Summary: A sermon on the importance of truth: Its reality, the ability to know it and the difference it makes.
At one point in the history of the world, truth was very important and people sought to know truth and thereby gain wisdom. It used to be that people who searched after truth were called “lovers of wisdom”: Philosophers (phileo meaning to love, and sophos meaning wisdom). Today, philosophers are those who question truth. In our culture, we question whether truth really even exists or not. If there is such a thing as truth, is there anything we can call “absolute truth”. Others want to know, if indeed truth does exist, is it knowable at all? Can anyone know truth with any kind of certainty? Is truth even important? We have become people who live according to their feelings rather than their minds. We base our decisions (moral and otherwise) by what we “feel” is the right thing to do, not necessarily because we have carefully thought it through. Our feelings have become more important than our ability to think.
I always wish one of these people who do not believe in truth would ask me directions to Cleveland. I would have fun directing them to Columbus and then to I-70 West. And then if they should complain, I would say, “But I thought you didn’t believe in truth. I thought you believed that there was no such thing as right or wrong. And now you are complaining that I did not tell you the truth, and that you believe that what I did was wrong. Now which is it? Is there such a thing as truth, and nothing is really right or wrong, or not?” These people who say there is no such thing as right and wrong, surprisingly do not want you to lie to them, steal from them or harm them.
I was recently reading an article by Chuck Colson where he said : “Relativism is so rampant that in a Barna poll, 71 percent of the American people said there is no such thing as absolute truth. But don’t get smug: In that same poll, George Barna surveyed evangelical, born-again Christians — those who go to church regularly, who pray regularly, who believe in Jesus Christ, who have had an experience with Christ — and 40 percent of evangelical Christians responded the same way: There is no such thing as absolute truth! In a 1992 Gallup poll, 69 percent of the people said they believe there are no moral absolutes.” As a pastor, I have seen this many times. A church I once served hired a youth pastor who told me one day that he did not believe in absolute truth. I learned that when he left the church he embezzled money from his next employer. He was just living according to his beliefs.
What I want to say to you today is that truth is important. What you believe to be true is important, because it will determine how you see life and how you live your life. It will determine your ability to understand life and obey God. Jesus said, “If you hold to my teaching, you are really my disciples. Then you will know the truth, and the truth will set you free” (John 8:31-32). Civilizations have grown and advanced as they have sought truth, discovered truth and lived according to the truths they found. And civilizations that did not understand truth, and live according to it, did not advance, and in some cases they perished.
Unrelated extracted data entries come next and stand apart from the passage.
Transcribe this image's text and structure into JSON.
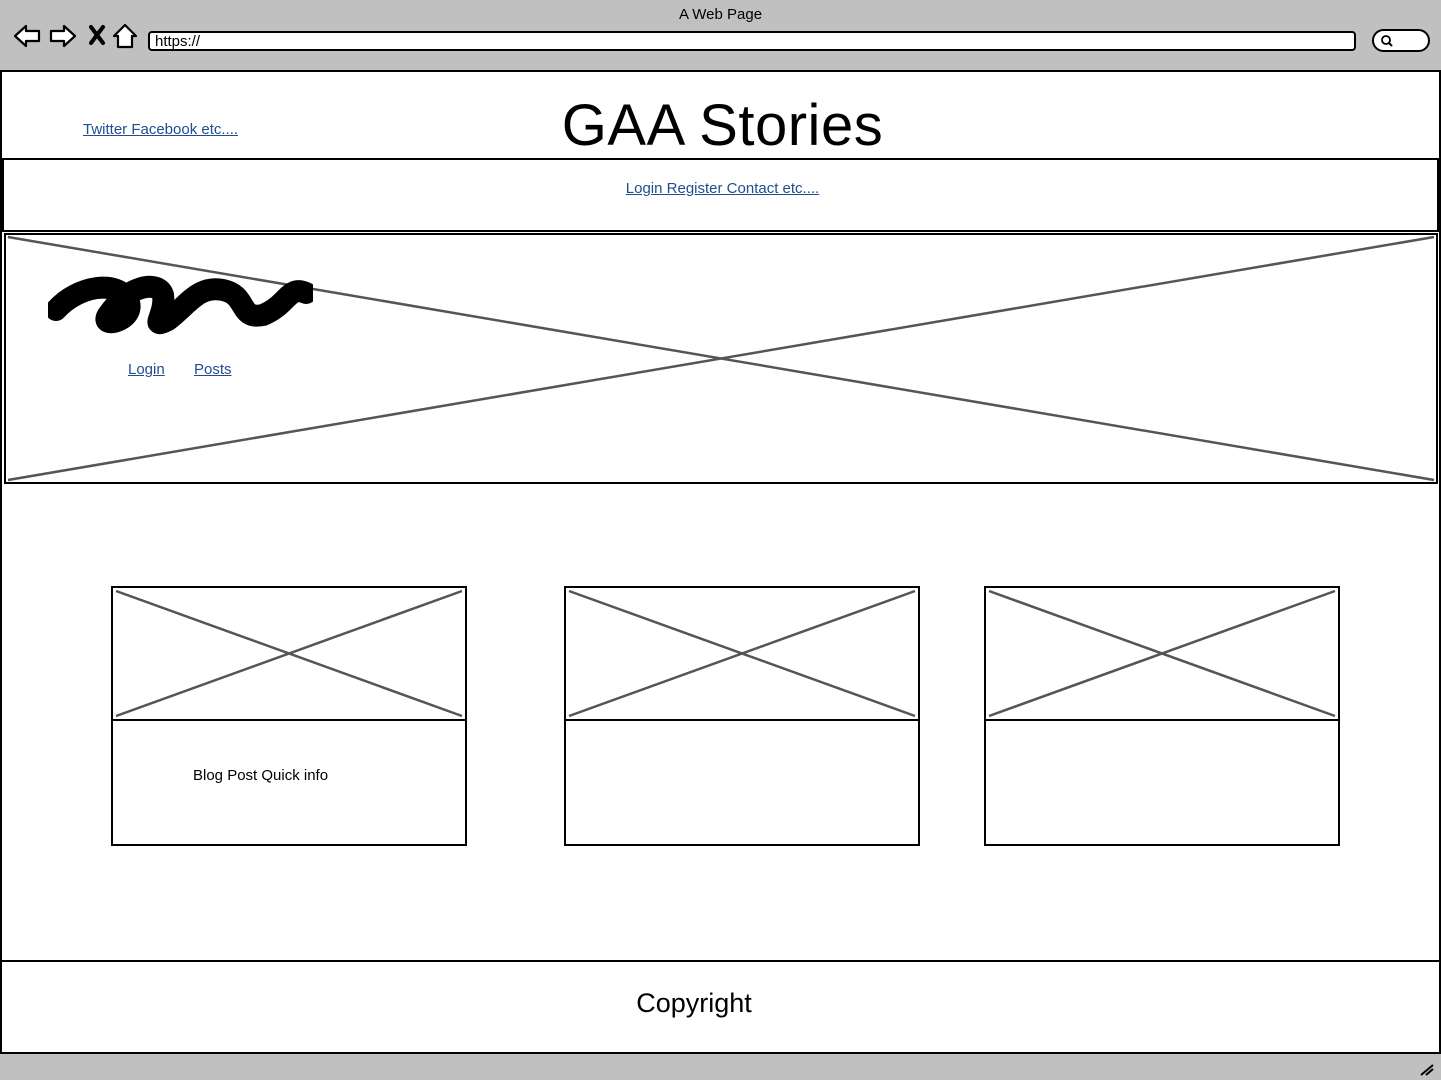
{
  "browser": {
    "title": "A Web Page",
    "url": "https://",
    "icons": [
      "back-icon",
      "forward-icon",
      "close-icon",
      "home-icon",
      "search-icon"
    ]
  },
  "header": {
    "social_link": "Twitter Facebook etc....",
    "site_title": "GAA Stories"
  },
  "navbar": {
    "link": "Login Register Contact etc...."
  },
  "hero": {
    "links": [
      "Login",
      "Posts"
    ]
  },
  "cards": [
    {
      "text": "Blog Post Quick info"
    },
    {
      "text": ""
    },
    {
      "text": ""
    }
  ],
  "footer": {
    "text": "Copyright"
  }
}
The Word of God, the Bible, contains the truths that civilizations, and individuals, grow by. It is the moral foundations (like the 10 commandments) and ethical principles that the Bible teaches that hold nations together when they follow them. The same is true for us as individuals. The universe is slanted to favor those who live according to truth. But not everyone follows the truth. The truth can be painful. The writer of Hebrews says, “For the word of God is living and active. Sharper than any double-edged sword, it penetrates even to dividing soul and spirit, joints and marrow; it judges the thoughts and attitudes of the heart. Nothing in all creation is hidden from God’s sight. Everything is uncovered and laid bare before the eyes of him to whom we must give account” (Hebrews 4:12-13). You remember Jack Nicholson when he played Col. Nathan R. Jessep in the film “A Few Good Men.” Perhaps Nicholson was right as he yelled: “You can’t handle the truth!” The fact that there is truth means that we are accountable to live according to the truth. It means that we may not like the truth. It means that we may be wrong.
I was so amazed to hear Mother Teresa in her speech before the National Prayer Breakfast in 1994. She stood before national leaders, including Bill and Hillary Clinton, the most powerful couple in the world at the time, who were well-known advocates of abortion. Remember that Clinton vetoed the ban on partial-birth abortions. But Mother Teresa, with her small twisted body that was less than five feet tall, spoke to the large gathering of elegantly dressed dignitaries and said, “I feel that the greatest destroyer of peace today is abortion, because it is a war against the child — a direct killing of the innocent child — murder by the mother herself. And if we accept that a mother can kill her own child, how can we tell other people not to kill one another?” Many of those present could not handle the truth.